Read the full-text amicus brief (PDF, 108KB)

Issue

At issue is a challenge to an administrative regulation promulgated by the Arkansas Child Welfare Agency Review Board that prohibits anyone who has a “homosexual” adult household member from providing foster care for children

Index Topic

Sexual Orientation (discrimination; adoption)

Facts

The U.S. District Court for Nebraska held unconstitutional an amendment to the Nebraska Constitution prohibiting any form of recognition of same-sex relationships. The district court held, inter alia, that the amendment (Section 29) violates the Equal Protection Clause of the U.S. Constitution.

APA's Position

APA’s brief provided research consistent with what APA has provided as amicus in a variety of other cases including cases involving parental rights, challenges to sodomy statutes and other GLBT rights issues. Additionally, APA drew on research presented in APA recent amicus filings addressing same-sex marriage that specifically address research on gay and lesbian persons and couples as parents, e.g., that gay and lesbian parents are as fit and capable as heterosexual parents and that children raised by gay and lesbian persons demonstrate no deficits as compared to children of heterosexual parents in a range of attributes.

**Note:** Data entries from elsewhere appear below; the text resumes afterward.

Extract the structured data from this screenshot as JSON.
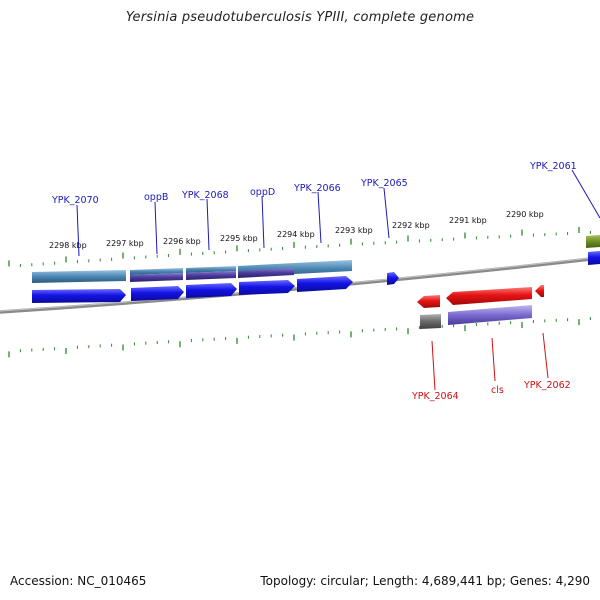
{
  "title": "Yersinia pseudotuberculosis YPIII, complete genome",
  "footer": {
    "accession": "Accession: NC_010465",
    "info": "Topology: circular; Length: 4,689,441 bp; Genes: 4,290"
  },
  "scale_labels": [
    "2298 kbp",
    "2297 kbp",
    "2296 kbp",
    "2295 kbp",
    "2294 kbp",
    "2293 kbp",
    "2292 kbp",
    "2291 kbp",
    "2290 kbp"
  ],
  "upper_gene_labels": [
    "YPK_2070",
    "oppB",
    "YPK_2068",
    "oppD",
    "YPK_2066",
    "YPK_2065",
    "YPK_2061"
  ],
  "lower_gene_labels": [
    "YPK_2064",
    "cls",
    "YPK_2062"
  ],
  "colors": {
    "forward_gene": "#1414e6",
    "reverse_gene": "#e61414",
    "label_forward": "#1a1ab8",
    "label_reverse": "#d01010",
    "tick": "#2a8a2a",
    "backbone": "#888888",
    "cog_teal": "#4a86b4",
    "cog_purple": "#4a3a9a",
    "cog_gray": "#707070",
    "cog_olive": "#6b8e23"
  }
}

APA’s brief was joined by the Arkansas Psychological Association, the National Association of Social Workers, and the National Association of Social Workers, Arkansas Chapter.

Results

The Arkansas Supreme Court unanimously upheld the lower state court’s ruling that Section 200.3.2 of the Minimum Licensing Standards for Child Welfare Agencies (“Regulation 200.3.2”) was unconstitutional. Regulation 200.3.2 had provided that “No person may serve as a foster parent if any adult member of that person’s household is a homosexual.” In striking down this regulation, the Court relied heavily on the trial court’s findings that children raised by gay and lesbian parents fare just as well as children raised by heterosexual parents. The research presented in the American Psychological Association’s brief supported the Court’s conclusion that the trial court’s factual findings had been correct.